[HN Gopher] Erasure Coding versus Tail Latency
       ___________________________________________________________________
        
       Erasure Coding versus Tail Latency
        
       Author : usrme
       Score  : 53 points
       Date   : 2024-03-27 08:47 UTC (1 days ago)
        
 (HTM) web link (brooker.co.za)
 (TXT) w3m dump (brooker.co.za)
        
       | siscia wrote:
       | Nice to see this talked about here and Marc being public about
       | it.
       | 
       | AWS is such a big place that even after a bit of tenure you still
       | got place to look to find interesting technical approaches and
       | when I was introduced to this schema for Lambda storage I was
       | surprised.
       | 
       | As Marc mentions it is such a simple and powerful idea that is
       | definitely not mentioned enough.
        
         | mjb wrote:
         | If folks are interested in more details about Lambda's
         | container storage scheme, they can check out our ATC'23 paper
         | here:
         | https://www.usenix.org/conference/atc23/presentation/brooker
        
           | pjdesno wrote:
           | Note that the fast_read option on erasure-coded Ceph pools
           | uses the same technique. I'm not sure which release it was
           | in, but I see commits referencing it from 2015.
        
       | dmw_ng wrote:
       | Nice to see this idea written about in detail. I had thought
       | about it in the context of terrible availability bargain bucket
       | storage (iDrive E2), where the cost of (3,2) erasure coding an
       | object and distributing each segment to one of 3 regions would
       | still be dramatically lower than paying for more expensive and
       | more reliable storage.
       | 
       | Say 1 chunk lives in Germany, Ireland and the US each.
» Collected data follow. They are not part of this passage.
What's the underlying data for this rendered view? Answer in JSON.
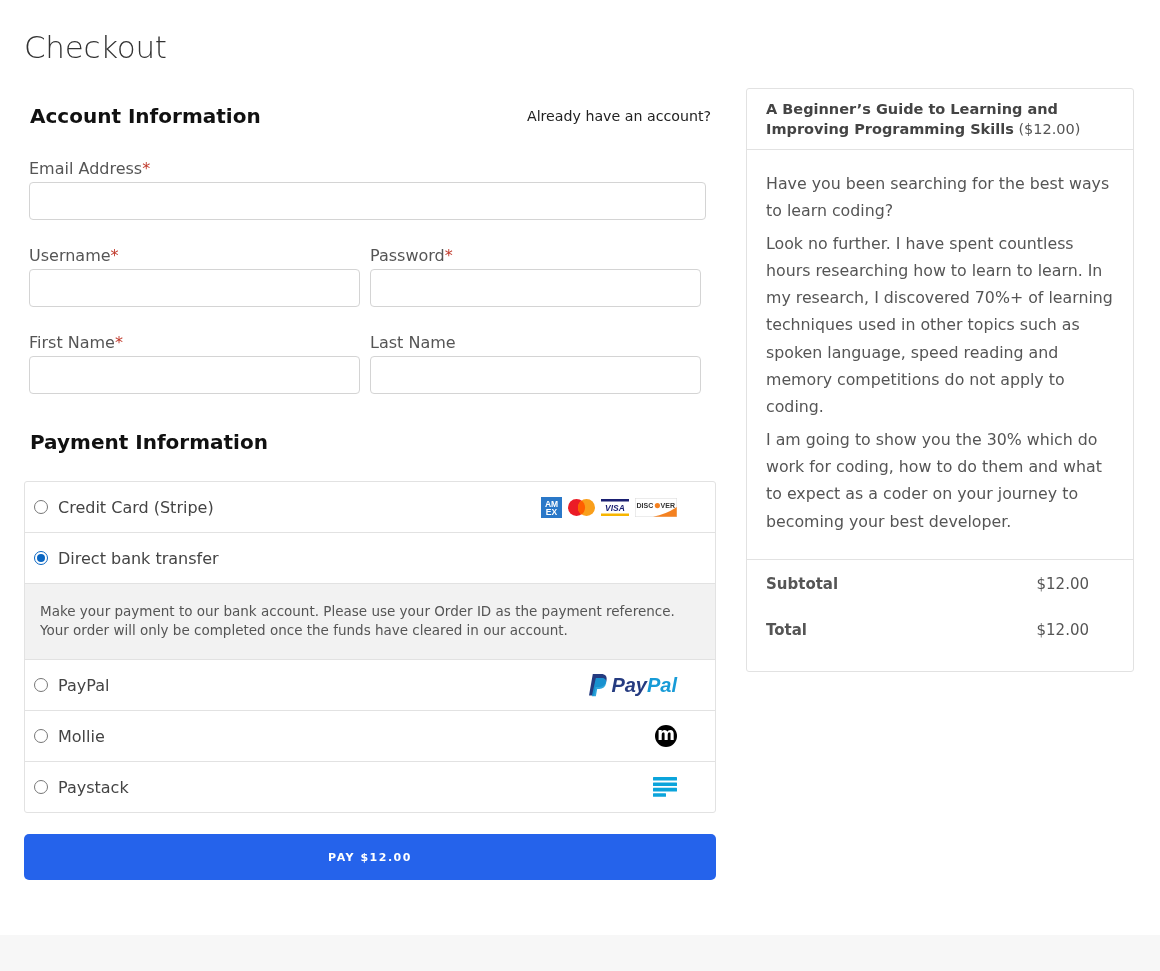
{
  "page": {
    "title": "Checkout"
  },
  "account": {
    "heading": "Account Information",
    "login_link": "Already have an account?",
    "required_mark": "*",
    "field_rows": [
      [
        {
          "label": "Email Address",
          "required": true
        }
      ],
      [
        {
          "label": "Username",
          "required": true
        },
        {
          "label": "Password",
          "required": true
        }
      ],
      [
        {
          "label": "First Name",
          "required": true
        },
        {
          "label": "Last Name",
          "required": false
        }
      ]
    ]
  },
  "payment": {
    "heading": "Payment Information",
    "methods": [
      {
        "label": "Credit Card (Stripe)",
        "selected": false,
        "logo": {
          "kind": "cards",
          "cards": [
            {
              "kind": "amex",
              "lines": [
                "AM",
                "EX"
              ]
            },
            {
              "kind": "mastercard"
            },
            {
              "kind": "visa",
              "text": "VISA"
            },
            {
              "kind": "discover",
              "parts": [
                "DISC",
                "VER"
              ]
            }
          ]
        }
      },
      {
        "label": "Direct bank transfer",
        "selected": true,
        "description": "Make your payment to our bank account. Please use your Order ID as the payment reference. Your order will only be completed once the funds have cleared in our account."
      },
      {
        "label": "PayPal",
        "selected": false,
        "logo": {
          "kind": "paypal",
          "parts": [
            "Pay",
            "Pal"
          ]
        }
      },
      {
        "label": "Mollie",
        "selected": false,
        "logo": {
          "kind": "mollie",
          "mark": "m"
        }
      },
      {
        "label": "Paystack",
        "selected": false,
        "logo": {
          "kind": "paystack"
        }
      }
    ]
  },
  "pay_button": "PAY $12.00",
  "summary": {
    "product_title": "**A Beginner’s Guide to Learning and Improving Programming Skills** ($12.00)",
    "paragraphs": [
      "Have you been searching for the best ways to learn coding?",
      "Look no further. I have spent countless hours researching how to learn to learn. In my research, I discovered 70%+ of learning techniques used in other topics such as spoken language, speed reading and memory competitions do not apply to coding.",
      "I am going to show you the 30% which do work for coding, how to do them and what to expect as a coder on your journey to becoming your best developer."
    ],
    "totals": [
      {
        "label": "Subtotal",
        "value": "$12.00"
      },
      {
        "label": "Total",
        "value": "$12.00"
      }
    ]
  }
}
Client
       | races GETs to all 3 regions and cancels the request to the
       | slowest to respond (which may also be down). Final client latency
       | is equivalent to that of the 2nd slowest region, with
       | substantially better availability due to the ability to tolerate
       | any single region being down
       | 
       | Still wouldn't recommend using E2 for anything important, but ^
       | was one potential approach to dealing with its terribleness. It
       | still doesn't address the reality of when E2 regions go down, it
       | is often for days and reportedly sometimes weeks at a time. So
       | reliable writing in this scenario would necessitate some kind of
       | queue with capacity for weeks of storage
       | 
       | There are variants of this scheme where you could potentially
       | balance the horrible reliability storage with some expensive
       | reliable storage as part of the same system, but I never got that
       | far in thinking about how it would work
        
         | ddorian43 wrote:
         | > Client races GETs to all 3 regions and cancels the request to
         | the slowest to respond
         | 
         | Dropbox does this internally in magic pocket (see their eng
         | blog)
        
         | derefr wrote:
         | Having not heard of E2 before (it never seems to come up in the
         | comparisons the other object-storage providers do to make
         | themselves look good) -- do you know _why_ it has such bad
         | availability?  "Weeks of downtime" sounds crazy for a business
         | focused on storage.
         | 
         | If they aren't _also_ failing at durability, then it wouldn 't
         | be any of the classical problems associated with running a
         | storage cluster. Do they just... not bother with online
         | maintenance / upgrades / hardware transitions?
        
           | dmw_ng wrote:
           | My best guess is their primary product is a Windows (I think)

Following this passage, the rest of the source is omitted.